A. 本人は「私は純粋なAI嫌いではない」と書いています。AIをどう使うべきかで意見が食い違うのは「理にかなっている」とも述べており、全否定ではありません。

検証メモ(出典と確認の範囲)
  • 一次資料: Hank Green本人 (Redditアカウント u/ecogeek) がr/nerdfightersのスレッド「On Hank admitting he used ChatGPT for his latest video.」に投稿した謝罪コメント。2026年7月31日(金)時点で公開されていることをアーカイブで確認済みです。本文中の「 」によるGreen本人の発言引用は、動画内のフレーズ (「I appreciate the pushback」) を除き、すべてこのコメントの原文からの訳です。

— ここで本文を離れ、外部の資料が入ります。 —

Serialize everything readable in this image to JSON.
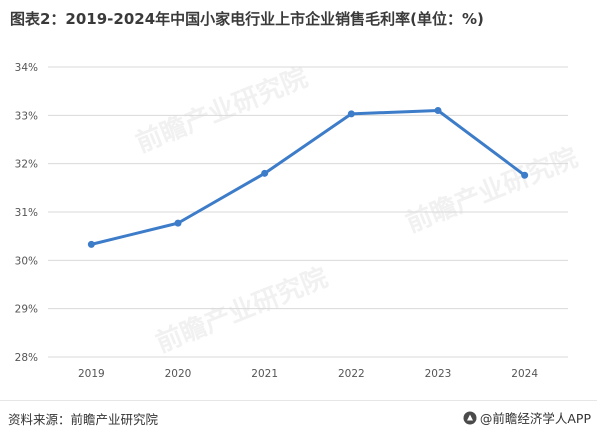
{
  "title": "图表2：2019-2024年中国小家电行业上市企业销售毛利率(单位：%)",
  "footer": {
    "source": "资料来源：前瞻产业研究院",
    "brand": "@前瞻经济学人APP"
  },
  "colors": {
    "line": "#3d7cc9",
    "grid": "#d9d9d9",
    "axis_text": "#555555"
  },
  "chart_data": {
    "type": "line",
    "title": "图表2：2019-2024年中国小家电行业上市企业销售毛利率(单位：%)",
    "categories": [
      "2019",
      "2020",
      "2021",
      "2022",
      "2023",
      "2024"
    ],
    "series": [
      {
        "values": [
          30.33,
          30.77,
          31.8,
          33.03,
          33.1,
          31.76
        ]
      }
    ],
    "ylim": [
      28,
      34
    ],
    "yticks": [
      "28%",
      "29%",
      "30%",
      "31%",
      "32%",
      "33%",
      "34%"
    ],
    "grid": true,
    "legend": "none"
  }
}
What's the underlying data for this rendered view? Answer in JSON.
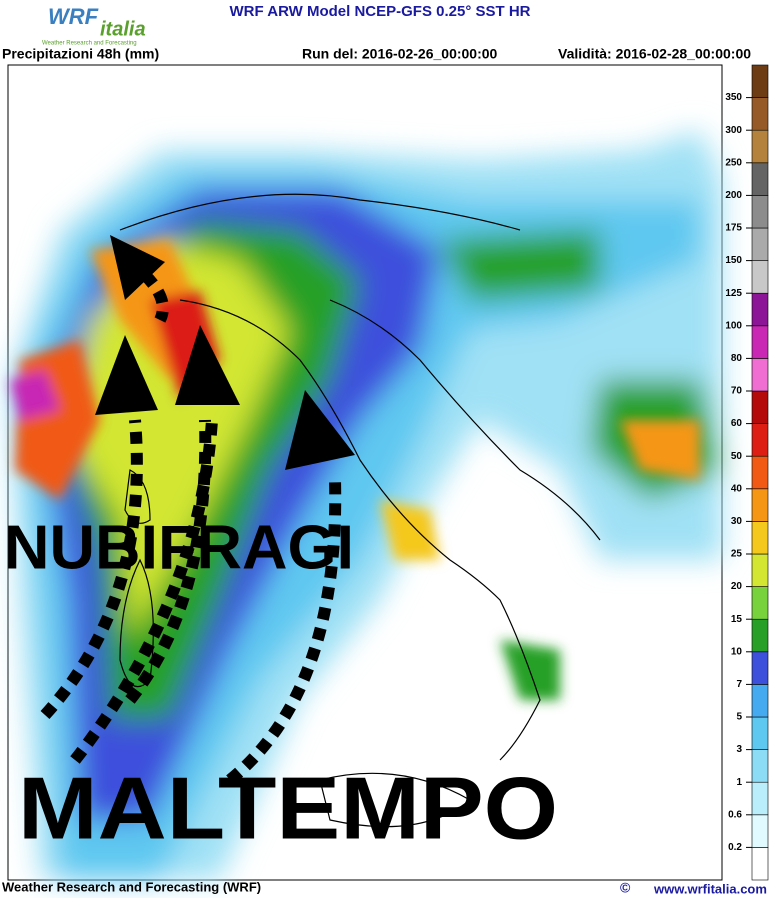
{
  "header": {
    "logo": {
      "main": "WRF",
      "accent": "italia",
      "tagline": "Weather Research and Forecasting"
    },
    "title": "WRF ARW Model NCEP-GFS 0.25° SST HR",
    "field": "Precipitazioni 48h (mm)",
    "run": "Run del: 2016-02-26_00:00:00",
    "validity": "Validità: 2016-02-28_00:00:00"
  },
  "overlay": {
    "top_text": "NUBIFRAGI",
    "bottom_text": "MALTEMPO"
  },
  "colorbar": {
    "labels": [
      0.2,
      0.6,
      1,
      3,
      5,
      7,
      10,
      15,
      20,
      25,
      30,
      40,
      50,
      60,
      70,
      80,
      100,
      125,
      150,
      175,
      200,
      250,
      300,
      350
    ],
    "colors": [
      "#ffffff",
      "#e1faff",
      "#b9eefa",
      "#8cdcf5",
      "#5fc8f0",
      "#46aaf0",
      "#3c50dc",
      "#28a028",
      "#78d23c",
      "#d2e632",
      "#f5c81e",
      "#f59614",
      "#f05a14",
      "#dc1e14",
      "#b40a0a",
      "#f06ed2",
      "#c828b4",
      "#8c1496",
      "#c8c8c8",
      "#aaaaaa",
      "#8c8c8c",
      "#646464",
      "#b4823c",
      "#965a28",
      "#6e3c14"
    ]
  },
  "footer": {
    "left": "Weather Research and Forecasting (WRF)",
    "copyright": "©",
    "site": "www.wrfitalia.com"
  }
}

「自分を薄めている」はスレッド内で指摘された言葉です。
  • 本文で最も引用している核心の一節の原文: “But mostly I need to come to terms with the fact that the level of dopamine I’ve been getting from interacting with LLMs…with doing more and more and more and more…is not healthy for me or good for the world. It is careless, and has disconnected me from where people are on this.”
  • ecogeekがGreen本人であることは、EcoGeekがGreenの創設した環境ブログ (教育コンテンツ制作会社Complexlyの前身) の名前であることから確認しています。

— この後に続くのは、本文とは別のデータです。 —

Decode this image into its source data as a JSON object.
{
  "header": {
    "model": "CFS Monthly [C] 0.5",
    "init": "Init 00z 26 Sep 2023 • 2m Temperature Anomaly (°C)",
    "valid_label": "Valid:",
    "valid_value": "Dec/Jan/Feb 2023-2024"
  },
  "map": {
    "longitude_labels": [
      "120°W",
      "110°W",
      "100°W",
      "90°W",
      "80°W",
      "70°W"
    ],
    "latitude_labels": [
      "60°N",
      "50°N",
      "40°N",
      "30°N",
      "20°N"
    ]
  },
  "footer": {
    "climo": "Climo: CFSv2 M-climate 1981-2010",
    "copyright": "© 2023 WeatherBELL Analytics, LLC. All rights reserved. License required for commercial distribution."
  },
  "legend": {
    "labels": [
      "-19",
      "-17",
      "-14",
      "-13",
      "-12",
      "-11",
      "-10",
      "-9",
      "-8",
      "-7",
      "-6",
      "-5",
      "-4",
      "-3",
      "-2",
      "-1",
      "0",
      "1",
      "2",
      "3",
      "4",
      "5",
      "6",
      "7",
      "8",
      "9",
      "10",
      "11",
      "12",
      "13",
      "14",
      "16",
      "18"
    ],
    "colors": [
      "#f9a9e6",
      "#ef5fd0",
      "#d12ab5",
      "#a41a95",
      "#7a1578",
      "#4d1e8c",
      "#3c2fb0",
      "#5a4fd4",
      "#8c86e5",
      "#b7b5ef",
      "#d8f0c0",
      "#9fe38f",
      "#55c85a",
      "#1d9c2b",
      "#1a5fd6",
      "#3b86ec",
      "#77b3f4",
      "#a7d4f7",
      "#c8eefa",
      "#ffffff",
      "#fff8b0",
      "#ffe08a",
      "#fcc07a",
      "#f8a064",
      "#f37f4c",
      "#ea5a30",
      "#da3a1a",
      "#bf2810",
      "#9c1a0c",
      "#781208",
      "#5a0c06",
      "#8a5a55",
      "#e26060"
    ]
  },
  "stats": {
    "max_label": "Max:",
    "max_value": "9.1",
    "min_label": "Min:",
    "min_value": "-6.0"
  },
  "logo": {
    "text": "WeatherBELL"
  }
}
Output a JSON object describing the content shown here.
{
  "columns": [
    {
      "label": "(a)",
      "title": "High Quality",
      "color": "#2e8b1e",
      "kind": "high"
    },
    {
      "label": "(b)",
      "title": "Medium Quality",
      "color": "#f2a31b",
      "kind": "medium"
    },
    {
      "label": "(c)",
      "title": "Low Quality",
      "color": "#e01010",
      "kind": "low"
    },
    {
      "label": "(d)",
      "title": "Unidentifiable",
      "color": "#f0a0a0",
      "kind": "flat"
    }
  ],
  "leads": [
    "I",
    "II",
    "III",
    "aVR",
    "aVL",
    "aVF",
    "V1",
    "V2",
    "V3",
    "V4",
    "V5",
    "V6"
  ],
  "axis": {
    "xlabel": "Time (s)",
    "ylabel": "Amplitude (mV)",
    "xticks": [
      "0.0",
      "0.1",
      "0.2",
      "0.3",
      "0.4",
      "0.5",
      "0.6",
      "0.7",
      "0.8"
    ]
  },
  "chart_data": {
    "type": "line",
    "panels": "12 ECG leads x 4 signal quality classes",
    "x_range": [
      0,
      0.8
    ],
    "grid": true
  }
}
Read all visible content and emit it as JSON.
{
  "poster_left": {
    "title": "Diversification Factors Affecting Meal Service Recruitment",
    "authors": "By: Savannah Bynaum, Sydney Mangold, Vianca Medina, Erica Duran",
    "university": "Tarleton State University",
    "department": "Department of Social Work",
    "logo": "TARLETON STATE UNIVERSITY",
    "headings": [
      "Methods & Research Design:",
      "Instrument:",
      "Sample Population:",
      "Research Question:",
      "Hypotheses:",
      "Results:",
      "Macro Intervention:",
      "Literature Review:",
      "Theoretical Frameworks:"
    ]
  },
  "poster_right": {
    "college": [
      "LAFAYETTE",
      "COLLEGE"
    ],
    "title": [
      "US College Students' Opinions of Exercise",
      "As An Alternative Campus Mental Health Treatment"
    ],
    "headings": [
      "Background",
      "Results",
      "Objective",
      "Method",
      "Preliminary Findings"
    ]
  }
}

  • GreenのX投稿 (フレーズは「アドリブ」との説明) は現在削除されており、原文全文は確認できません。Redditスレッド内の引用を通じて、存在と趣旨のみ確認しています。
  • 発端の動画の正確な公開日は報道間で食い違いがあり、一次資料で確定できないため「7月末」としています。
  • Greenのチャンネル登録者数は報道間で数字が食い違い、一次資料で確定できないため本記事には書いていません。
  • 医学的な診断にあたる言葉は本人の文章に出てこないため、本記事でも使っていません。本人の言葉 (「健康でない」「ドーパミン」「衝動」) の範囲に留めています。
  • 二次資料: TechCrunch「YouTuber Hank Green says his AI usage is ‘not healthy’」(2026年8月1日(土)) ほか、Fortune・Gizmodo・Kotakuの報道を時系列の補強に使っています。

Quotidia の視点

告白の軸は「何に使ったか」ではなく、「使っているあいだ、何を感じていたか」に置かれています。Quotidiaが目を留めたのはそこです。AI利用をめぐる開示の議論は、成果物にAIの文章が混ざっているかという検査の話に集まりがちですが、Greenが健康でないと言ったのは、検査では見えない側、使う量と快感の側でした。開示のルールを整えるだけでは届かない領域があると、作り手本人が示した形です。日本の読者への示唆は、AIを文章に入れていないから大丈夫、という線引きが自分を守るとは限らないことです。調べ物にしか使っていなくても、対話の往復は仕事の量と生活の時間を変えていきます。ただし、これは一人の作り手の自己申告に基づく内省であり、同じ力学が誰にでも同じ強さで働くと確かめられたわけではありません。自分の「もっと」の感覚を測る物差しは、結局のところ本人にしか持てません。